I'm glad that many of the gambling resorts are rebuilding. That -- and the revenues they bring in -- will help the gulf to rebuild. I believe I heard the the Biloxi casinos contributed (prior to Katrina) $1 million a day to the state's treasury. It might have been $1 million a week. Can't remember for sure.

But I'm unbelievably saddened over the loss of the character of Mississippi's coastline. Old homes and buildings cannot be replaced. And that's a terrible loss. It would be really sad if the Missippi coastline turns into a Gulf Shores, Alabama, coastline where passersby can't even see the gulf through the stack-'em-tall-and-deep maze of blah, multi-story boxes of condos and hotels.


JoAnn Ross said...

Cheryl, Thanks for that firsthand report. I'm back to work on the New Orleans book I shelved last Labor Day weekend, and have received most of my news and photos from bloggers who've been wonderfully generous in answering my nitpicky detail questions.

How lovely that the trees are still standing and I know exactly what you mean about the tall maze of condos and hotels! All my life growing up, we used to go to Coronado Island off San Diego before they'd even built the stunningly beautiful bridge.

During my adult years in Phoenix, since it was only a fifty minute flight, we'd splurge on about 8 weekends a year at the Hotel Del Coronado rather than take one longer vacation somewhere else. (The hotel's where they filmed Some Like It Hot and where I used to love watching the SEALs land their zodiacs on the rocks and run on the beaches during training.) Then one year suddenly there were all these concrete slabs being poured on the beach between the hotel and the SEAL training base.

In an attempt to protect the beach, the city council put a time limit on when construction could begin, so naturally the developers came in and poured all those slabs over a couple day period, which allowed them to be built, since they were technically "started" within the deadline.

The bunch of ugly concrete and glass towers that went up totally blocked everyone's view and were so horribly jarring with the old time beauty of the island. (At one time the Del was the largest wooden resort hotel in the world and it's supposed to be where the Prince of Wales met the Duchess.) Access to the beach from the street became blocked by the condos' parking gates.

My sweetie's aunt bought two condos -- one she lived in, the other she used for her kids and guests - but although we were often right next door in the hotel, I'd never go visit because it made me so sad that they'd done something so ugly and so out of character for the community. I hope the people of Mississippi fight to keep that from happening to their coastline.

Cheryl Bolen said...

Oh, JoAnn, you get it! You really get it. I am familiar with the absolutely wonderful Hotel Del Coronado. Buildings like that (and with their rich history) can never be replaced. And big concrete and steel boxes detract so much from the setting.
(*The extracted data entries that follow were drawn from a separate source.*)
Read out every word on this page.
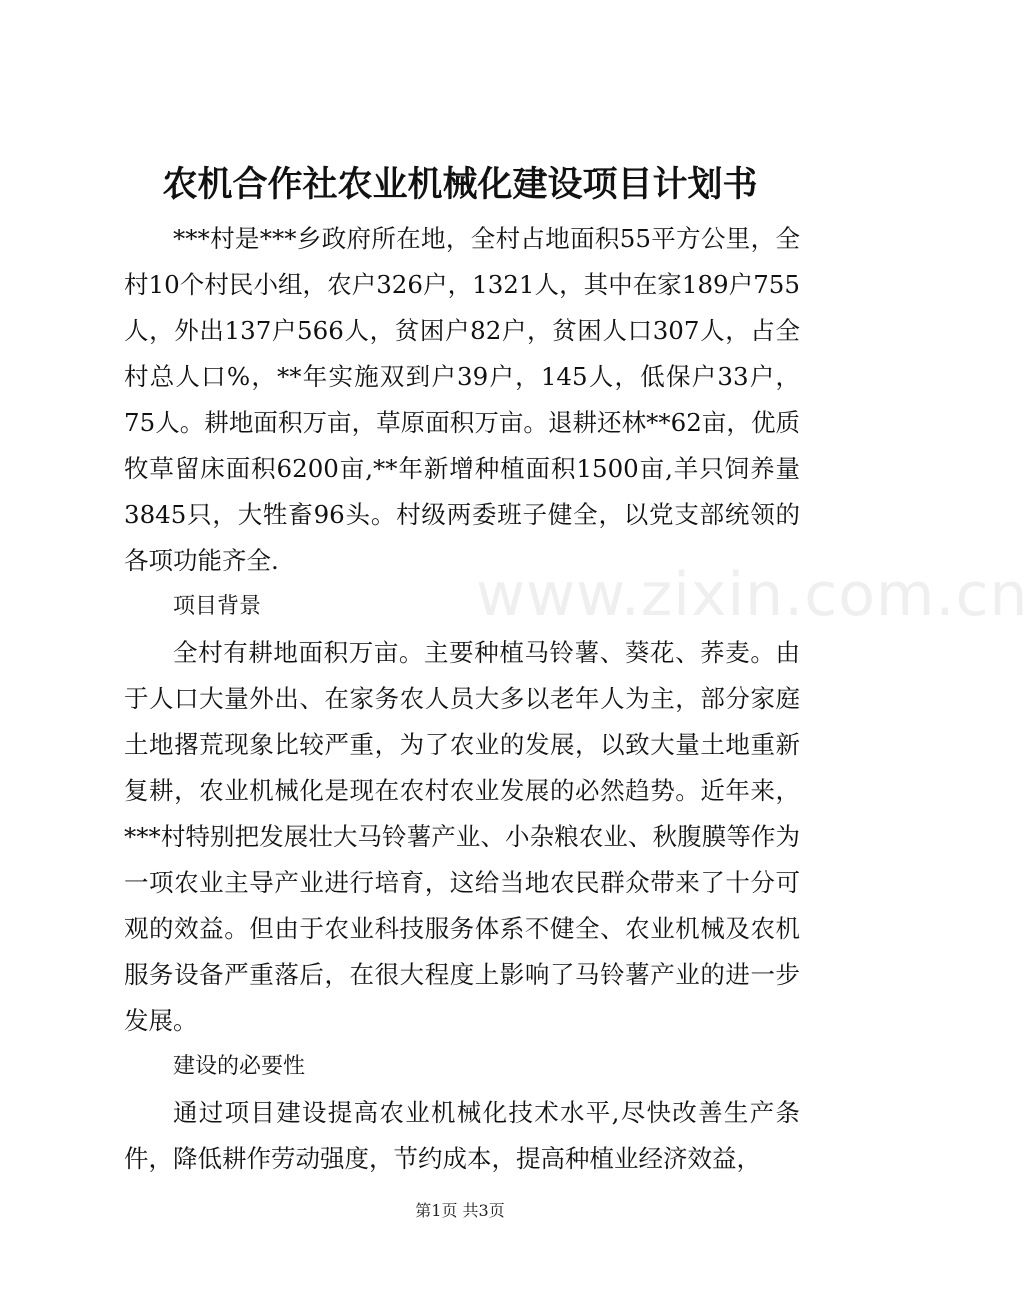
农机合作社农业机械化建设项目计划书

***村是***乡政府所在地，全村占地面积55平方公里，全村10个村民小组，农户326户，1321人，其中在家189户755人，外出137户566人，贫困户82户，贫困人口307人，占全村总人口%，**年实施双到户39户，145人，低保户33户，75人。耕地面积万亩，草原面积万亩。退耕还林**62亩，优质牧草留床面积6200亩,**年新增种植面积1500亩,羊只饲养量3845只，大牲畜96头。村级两委班子健全，以党支部统领的各项功能齐全.

项目背景

全村有耕地面积万亩。主要种植马铃薯、葵花、荞麦。由于人口大量外出、在家务农人员大多以老年人为主，部分家庭土地撂荒现象比较严重，为了农业的发展，以致大量土地重新复耕，农业机械化是现在农村农业发展的必然趋势。近年来，***村特别把发展壮大马铃薯产业、小杂粮农业、秋腹膜等作为一项农业主导产业进行培育，这给当地农民群众带来了十分可观的效益。但由于农业科技服务体系不健全、农业机械及农机服务设备严重落后，在很大程度上影响了马铃薯产业的进一步发展。

建设的必要性

通过项目建设提高农业机械化技术水平,尽快改善生产条件，降低耕作劳动强度，节约成本，提高种植业经济效益，

www.zixin.com.cn
第1页 共3页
Which reminds me of my incredible trip last May to England's Cornwall. Upon first looking at maps I was confused that all the coastline was marked "National Trust Property." Yet there were no attractions or admissions as there were to other NT properties I'd visited in the past. Then I understood. The NT was expending a considerable fortune to buy up England's coast to prevent development. Now the cliff walks I conducted were almost the same as they were in the time of William the Conqueror.

England remains one of the world's premier tourist attractions simply because they revere the old and eschew the new. Old is good.

Sandra K. Moore said...

The dSO and I haven't gone to Florida in a while for much the same reason -- the old one-story on-the-beach motels where we used to vacation have been bought out and replaced by concrete monstrosities where "public beach access" and "beautiful ocean views" are figments of the traveler's imagination.

I'm sad to say that Clear Lake, down here in Texas, is getting its first high-rise condominium this coming year, and we're debating moving to a less-spoiled area somewhere further down the coast.

Our coastlines shouldn't be all about money. They should be about beauty and wildlife and access for all. A high-rise can have the same view from 500 yards inland.